The Chesapeake Bay could get helped by a new antipollution expert: farmed oysters. For decades, the Chesapeake has been plagued by excess (nutrients), such as nitrogen, from agricultural and municipal runoff. The nutrients feed algal blooms, which suck up the oxygen in the water. And those oxygen-poor waters no longer support the Bay’s rich biodiversity.
The Chesapeake used to be home to wild oysters, but 99 percent of them are gone. The tasty bivalves are known for (removing) excess phytoplankton from water and sequestering nutrients in their shells and flesh. So scientists from Virginia Commonwealth University measured the nutrient-chomping potential of the Eastern oyster Crassostrea virginica.
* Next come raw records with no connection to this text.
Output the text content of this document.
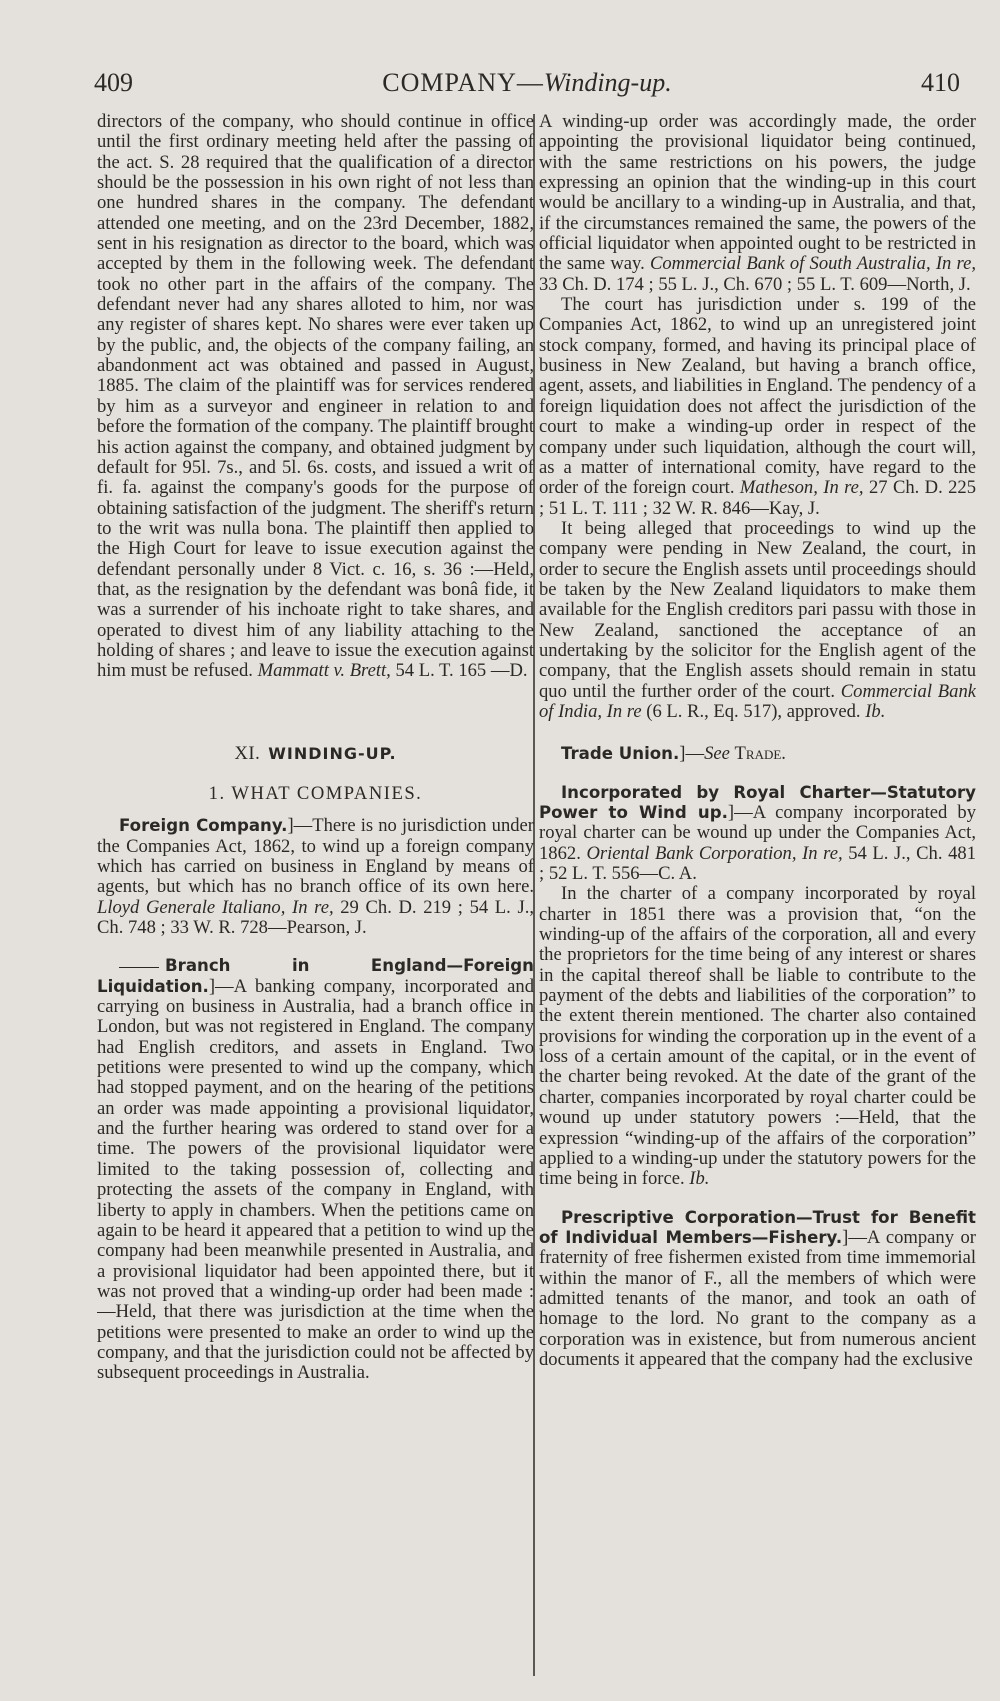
409	COMPANY—Winding-up.	410

directors of the company, who should continue in office until the first ordinary meeting held after the passing of the act. S. 28 required that the qualification of a director should be the possession in his own right of not less than one hundred shares in the company. The defendant attended one meeting, and on the 23rd December, 1882, sent in his resignation as director to the board, which was accepted by them in the following week. The defendant took no other part in the affairs of the company. The defendant never had any shares alloted to him, nor was any register of shares kept. No shares were ever taken up by the public, and, the objects of the company failing, an abandonment act was obtained and passed in August, 1885. The claim of the plaintiff was for services rendered by him as a surveyor and engineer in relation to and before the formation of the company. The plaintiff brought his action against the company, and obtained judgment by default for 95l. 7s., and 5l. 6s. costs, and issued a writ of fi. fa. against the company's goods for the purpose of obtaining satisfaction of the judgment. The sheriff's return to the writ was nulla bona. The plaintiff then applied to the High Court for leave to issue execution against the defendant personally under 8 Vict. c. 16, s. 36 :—Held, that, as the resignation by the defendant was bonâ fide, it was a surrender of his inchoate right to take shares, and operated to divest him of any liability attaching to the holding of shares ; and leave to issue the execution against him must be refused. Mammatt v. Brett, 54 L. T. 165 —D.

XI. WINDING-UP.
1. WHAT COMPANIES.

Foreign Company.]—There is no jurisdiction under the Companies Act, 1862, to wind up a foreign company which has carried on business in England by means of agents, but which has no branch office of its own here. Lloyd Generale Italiano, In re, 29 Ch. D. 219 ; 54 L. J., Ch. 748 ; 33 W. R. 728—Pearson, J.

Branch in England—Foreign Liquidation.]—A banking company, incorporated and carrying on business in Australia, had a branch office in London, but was not registered in England. The company had English creditors, and assets in England. Two petitions were presented to wind up the company, which had stopped payment, and on the hearing of the petitions an order was made appointing a provisional liquidator, and the further hearing was ordered to stand over for a time. The powers of the provisional liquidator were limited to the taking possession of, collecting and protecting the assets of the company in England, with liberty to apply in chambers. When the petitions came on again to be heard it appeared that a petition to wind up the company had been meanwhile presented in Australia, and a provisional liquidator had been appointed there, but it was not proved that a winding-up order had been made :—Held, that there was jurisdiction at the time when the petitions were presented to make an order to wind up the company, and that the jurisdiction could not be affected by subsequent proceedings in Australia.

A winding-up order was accordingly made, the order appointing the provisional liquidator being continued, with the same restrictions on his powers, the judge expressing an opinion that the winding-up in this court would be ancillary to a winding-up in Australia, and that, if the circumstances remained the same, the powers of the official liquidator when appointed ought to be restricted in the same way. Commercial Bank of South Australia, In re, 33 Ch. D. 174 ; 55 L. J., Ch. 670 ; 55 L. T. 609—North, J.

The court has jurisdiction under s. 199 of the Companies Act, 1862, to wind up an unregistered joint stock company, formed, and having its principal place of business in New Zealand, but having a branch office, agent, assets, and liabilities in England. The pendency of a foreign liquidation does not affect the jurisdiction of the court to make a winding-up order in respect of the company under such liquidation, although the court will, as a matter of international comity, have regard to the order of the foreign court. Matheson, In re, 27 Ch. D. 225 ; 51 L. T. 111 ; 32 W. R. 846—Kay, J.

It being alleged that proceedings to wind up the company were pending in New Zealand, the court, in order to secure the English assets until proceedings should be taken by the New Zealand liquidators to make them available for the English creditors pari passu with those in New Zealand, sanctioned the acceptance of an undertaking by the solicitor for the English agent of the company, that the English assets should remain in statu quo until the further order of the court. Commercial Bank of India, In re (6 L. R., Eq. 517), approved. Ib.

Trade Union.]—See Trade.

Incorporated by Royal Charter—Statutory Power to Wind up.]—A company incorporated by royal charter can be wound up under the Companies Act, 1862. Oriental Bank Corporation, In re, 54 L. J., Ch. 481 ; 52 L. T. 556—C. A.

In the charter of a company incorporated by royal charter in 1851 there was a provision that, “on the winding-up of the affairs of the corporation, all and every the proprietors for the time being of any interest or shares in the capital thereof shall be liable to contribute to the payment of the debts and liabilities of the corporation” to the extent therein mentioned. The charter also contained provisions for winding the corporation up in the event of a loss of a certain amount of the capital, or in the event of the charter being revoked. At the date of the grant of the charter, companies incorporated by royal charter could be wound up under statutory powers :—Held, that the expression “winding-up of the affairs of the corporation” applied to a winding-up under the statutory powers for the time being in force. Ib.

Prescriptive Corporation—Trust for Benefit of Individual Members—Fishery.]—A company or fraternity of free fishermen existed from time immemorial within the manor of F., all the members of which were admitted tenants of the manor, and took an oath of homage to the lord. No grant to the company as a corporation was in existence, but from numerous ancient documents it appeared that the company had the exclusive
They tested dried tissue and shells from oysters in two aqua-culture sites. Turns out that if a farmed oyster grows to 76 millimeters, it’s a pretty effective water (filter). Eight large-scale oyster farms could clean a ton of nitrogen from the Chesapeake. The study was published in the Journal of Environmental Quality. [Colleen Higgins, Kurt Stephenson and Bonnie Brown, "Nutrient Bioassimilation Capacity of Aquacultured Oysters: Quantification of an Ecosystem Service"]
Such farming won’t make the bay pristine again, but the researchers say the oysters are effective at (cleaning) the area where they’re grown. And so for a biologically better Chesapeake, pass the hot sauce.